The Essex based FTSE 250 group, which provides chemicals for products for the industrial, health and construction industries, was riding high on the back of bid rumours.
Yule, which gained 11 per cent on Tuesday as it updated the market on half-year results, saw its shares add another 4 per cent yesterday.
Profits were up 6.9 per cent to £56m, despite a fall in revenues, and chief executive Adrian Whitfield increased its interim dividend by 83 per cent.
This news cheered investors on Tuesday but yesterday whispers emerged that the company could be a bid target.
Names which were bandied about included pharmaceutical group Warner Chilcott and even the world's largest chemicals maker, BASF.
But the share price, despite rising 7p to 165p yesterday, has still not reached the level it was before a profits warning in June.
The FTSE 100 was lacklustre and lost 32.18 points to 5,743.5. Miners again led the fall on fears of a Chinese slowdown in growth and rocky metal prices.
Commodities giant Glencore was the FTSE 100's biggest faller, finishing down 15.5p to 368.5p on the news that Norway's Norges Bank is investing in Xstrata and opposes the now unlikely Glencore and Xstrata merger.
Glencore went ex-dividend, which was blamed for some of its fall. Xstrata lost 15.1p to 924.1p.
Flogging stuffy legal and scientific journals and a handful of trade magazines could be described as a dying art as the digital world continues its all-consuming grip on everyday life, but when it comes to publisher Reed Elsevier, scribes at JP Morgan Cazenove beg to differ.
Publishing is a tough game by anyone's standards but JP Morgan thinks Reed has "turned a corner."
New finance director Duncan Palmer "resolves uncertainty" the analyst said, and "there is now improving organic revenue growth and margins".
The Lexis Nexis to events group was the biggest riser on the FTSE 100, edging up 11p to 589p.
Among mid-caps, Lord Harris of Peckham's Carpetright topped the risers, gaining 30p to 670p.

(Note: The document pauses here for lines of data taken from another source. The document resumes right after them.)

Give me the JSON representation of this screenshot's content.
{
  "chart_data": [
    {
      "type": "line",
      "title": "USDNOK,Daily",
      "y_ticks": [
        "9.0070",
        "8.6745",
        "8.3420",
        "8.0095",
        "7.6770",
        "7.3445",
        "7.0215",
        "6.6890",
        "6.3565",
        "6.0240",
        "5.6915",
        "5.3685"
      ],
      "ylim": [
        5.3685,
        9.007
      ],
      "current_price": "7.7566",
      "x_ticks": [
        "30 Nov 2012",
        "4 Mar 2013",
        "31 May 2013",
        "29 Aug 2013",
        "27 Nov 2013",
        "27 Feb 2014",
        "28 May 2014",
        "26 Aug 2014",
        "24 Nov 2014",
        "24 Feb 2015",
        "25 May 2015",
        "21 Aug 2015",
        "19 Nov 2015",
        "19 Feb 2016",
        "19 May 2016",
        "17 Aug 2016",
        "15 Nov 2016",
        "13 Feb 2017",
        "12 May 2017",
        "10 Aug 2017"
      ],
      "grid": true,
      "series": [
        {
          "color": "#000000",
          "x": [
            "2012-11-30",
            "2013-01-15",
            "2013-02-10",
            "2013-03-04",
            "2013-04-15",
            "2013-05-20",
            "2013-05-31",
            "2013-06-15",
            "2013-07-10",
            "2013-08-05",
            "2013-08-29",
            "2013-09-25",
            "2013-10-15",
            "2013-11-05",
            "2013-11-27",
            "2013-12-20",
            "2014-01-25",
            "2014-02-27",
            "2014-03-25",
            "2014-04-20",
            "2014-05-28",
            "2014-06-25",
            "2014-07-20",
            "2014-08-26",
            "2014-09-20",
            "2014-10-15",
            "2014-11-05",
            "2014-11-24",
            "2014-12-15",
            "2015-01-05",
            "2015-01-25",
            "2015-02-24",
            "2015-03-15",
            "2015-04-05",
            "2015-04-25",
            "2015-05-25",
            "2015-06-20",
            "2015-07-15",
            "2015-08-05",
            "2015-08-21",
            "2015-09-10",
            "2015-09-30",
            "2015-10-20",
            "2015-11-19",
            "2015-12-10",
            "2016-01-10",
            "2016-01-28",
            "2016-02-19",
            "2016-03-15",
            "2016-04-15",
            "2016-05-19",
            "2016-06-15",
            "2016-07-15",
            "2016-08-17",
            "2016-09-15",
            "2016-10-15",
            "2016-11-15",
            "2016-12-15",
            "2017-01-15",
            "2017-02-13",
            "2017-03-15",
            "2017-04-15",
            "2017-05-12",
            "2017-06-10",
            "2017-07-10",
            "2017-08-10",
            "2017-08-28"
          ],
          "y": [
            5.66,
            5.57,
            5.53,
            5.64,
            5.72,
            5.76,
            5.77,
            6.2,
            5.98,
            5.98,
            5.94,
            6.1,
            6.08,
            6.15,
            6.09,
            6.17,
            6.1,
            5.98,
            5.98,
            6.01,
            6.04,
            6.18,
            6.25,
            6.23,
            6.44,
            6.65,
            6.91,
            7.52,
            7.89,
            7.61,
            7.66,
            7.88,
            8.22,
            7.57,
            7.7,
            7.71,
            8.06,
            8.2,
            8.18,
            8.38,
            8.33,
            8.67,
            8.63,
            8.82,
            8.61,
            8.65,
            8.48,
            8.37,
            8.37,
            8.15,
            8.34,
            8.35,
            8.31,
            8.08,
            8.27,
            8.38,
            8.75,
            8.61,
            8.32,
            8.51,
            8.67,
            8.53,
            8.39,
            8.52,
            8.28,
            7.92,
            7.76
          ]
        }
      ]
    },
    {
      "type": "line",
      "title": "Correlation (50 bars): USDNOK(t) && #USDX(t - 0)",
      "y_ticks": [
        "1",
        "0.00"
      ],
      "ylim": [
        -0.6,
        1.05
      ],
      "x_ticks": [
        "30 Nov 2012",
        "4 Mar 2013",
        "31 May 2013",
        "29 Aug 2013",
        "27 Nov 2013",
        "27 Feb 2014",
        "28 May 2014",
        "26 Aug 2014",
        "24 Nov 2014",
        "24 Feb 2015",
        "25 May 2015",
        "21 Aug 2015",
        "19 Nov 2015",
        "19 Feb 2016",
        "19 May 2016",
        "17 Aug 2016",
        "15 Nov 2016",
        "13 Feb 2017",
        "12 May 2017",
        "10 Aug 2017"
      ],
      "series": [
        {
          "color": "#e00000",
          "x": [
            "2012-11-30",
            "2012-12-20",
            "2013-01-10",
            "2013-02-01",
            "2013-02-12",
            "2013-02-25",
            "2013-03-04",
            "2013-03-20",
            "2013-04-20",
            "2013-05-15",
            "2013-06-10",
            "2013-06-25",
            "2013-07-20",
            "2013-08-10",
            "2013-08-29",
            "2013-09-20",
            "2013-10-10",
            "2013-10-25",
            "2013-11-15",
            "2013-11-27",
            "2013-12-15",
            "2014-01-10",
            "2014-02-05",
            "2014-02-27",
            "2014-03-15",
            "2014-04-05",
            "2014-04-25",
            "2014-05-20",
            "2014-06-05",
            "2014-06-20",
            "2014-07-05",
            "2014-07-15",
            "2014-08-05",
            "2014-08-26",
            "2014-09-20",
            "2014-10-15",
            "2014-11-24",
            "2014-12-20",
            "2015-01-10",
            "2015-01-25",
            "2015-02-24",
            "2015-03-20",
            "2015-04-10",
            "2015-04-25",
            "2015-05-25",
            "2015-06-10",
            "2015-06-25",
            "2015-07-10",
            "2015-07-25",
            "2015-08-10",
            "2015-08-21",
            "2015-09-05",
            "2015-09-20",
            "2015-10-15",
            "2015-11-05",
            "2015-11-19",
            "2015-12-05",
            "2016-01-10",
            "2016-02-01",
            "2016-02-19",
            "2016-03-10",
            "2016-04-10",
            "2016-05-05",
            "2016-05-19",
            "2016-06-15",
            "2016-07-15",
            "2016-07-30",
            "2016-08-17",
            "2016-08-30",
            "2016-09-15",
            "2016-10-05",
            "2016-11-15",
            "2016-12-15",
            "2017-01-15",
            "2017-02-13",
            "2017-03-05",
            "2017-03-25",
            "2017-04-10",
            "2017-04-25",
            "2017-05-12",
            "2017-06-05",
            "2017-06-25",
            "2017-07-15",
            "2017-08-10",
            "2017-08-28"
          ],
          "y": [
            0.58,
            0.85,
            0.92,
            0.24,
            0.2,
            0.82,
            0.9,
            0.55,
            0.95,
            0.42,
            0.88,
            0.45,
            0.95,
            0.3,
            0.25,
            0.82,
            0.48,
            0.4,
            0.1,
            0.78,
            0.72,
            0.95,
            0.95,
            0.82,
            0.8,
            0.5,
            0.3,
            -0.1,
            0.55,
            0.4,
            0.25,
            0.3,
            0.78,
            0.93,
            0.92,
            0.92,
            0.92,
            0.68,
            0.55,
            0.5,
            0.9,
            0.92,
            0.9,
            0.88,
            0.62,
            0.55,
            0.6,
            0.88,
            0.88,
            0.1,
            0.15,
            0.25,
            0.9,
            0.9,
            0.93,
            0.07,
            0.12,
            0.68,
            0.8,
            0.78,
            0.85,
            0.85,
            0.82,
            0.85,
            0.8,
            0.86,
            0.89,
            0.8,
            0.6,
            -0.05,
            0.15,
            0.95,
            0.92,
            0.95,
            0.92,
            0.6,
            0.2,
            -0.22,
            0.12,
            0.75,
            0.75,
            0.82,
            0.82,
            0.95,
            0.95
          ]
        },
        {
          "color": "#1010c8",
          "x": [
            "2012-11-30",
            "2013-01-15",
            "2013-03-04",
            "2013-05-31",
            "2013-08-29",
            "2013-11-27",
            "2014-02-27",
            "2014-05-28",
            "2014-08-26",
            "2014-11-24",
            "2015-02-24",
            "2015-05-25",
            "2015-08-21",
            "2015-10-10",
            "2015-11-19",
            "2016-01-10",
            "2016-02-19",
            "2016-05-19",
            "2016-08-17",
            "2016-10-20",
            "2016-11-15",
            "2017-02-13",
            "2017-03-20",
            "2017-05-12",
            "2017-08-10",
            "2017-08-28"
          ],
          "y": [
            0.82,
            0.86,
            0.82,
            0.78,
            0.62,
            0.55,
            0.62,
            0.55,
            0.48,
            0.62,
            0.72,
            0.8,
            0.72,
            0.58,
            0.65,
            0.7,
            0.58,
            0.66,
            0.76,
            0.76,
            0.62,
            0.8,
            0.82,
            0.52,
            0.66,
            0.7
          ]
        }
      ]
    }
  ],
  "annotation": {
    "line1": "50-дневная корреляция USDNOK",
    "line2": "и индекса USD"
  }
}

The London black cab maker Manganese Bronze pulled over to the kerb to pick up a new shareholder in the form of Sanjiv Ahuja, former head of Orange in France, who has emerged as the owner of a 4.4 per cent stake with his wife. As speculation swirled over whether he is considering a bid for the troubled company, or whether it is a holding he intends to flip, shares in Manganese closed flat at 12.4p.
The company, which is 20 per cent owned by the Chinese car marker Geely Group, saw its shares lose a third of their value earlier this month when it admitted a £3.9m accounting and IT error and said it would have to delay its half-year results until next month.
Mr Ahuja, who was born in India, has experience of emerging markets and is currently chairman of African mobile phone company Eaton Towers.
Manganese makes cabs for the UK market but has been trying to grow its export business and so far has sold cars to China and Azerbaijan.
On Aim, Fijian gold mine developer Vatukoula Gold Mines has sold a stake to a Chinese investor called Xintai at a 60 per cent premium to the prevailing share price – giving the investor 17 per cent of the company with the chance to buy more. The share price glistered and climbed 5.3p to 37.5p.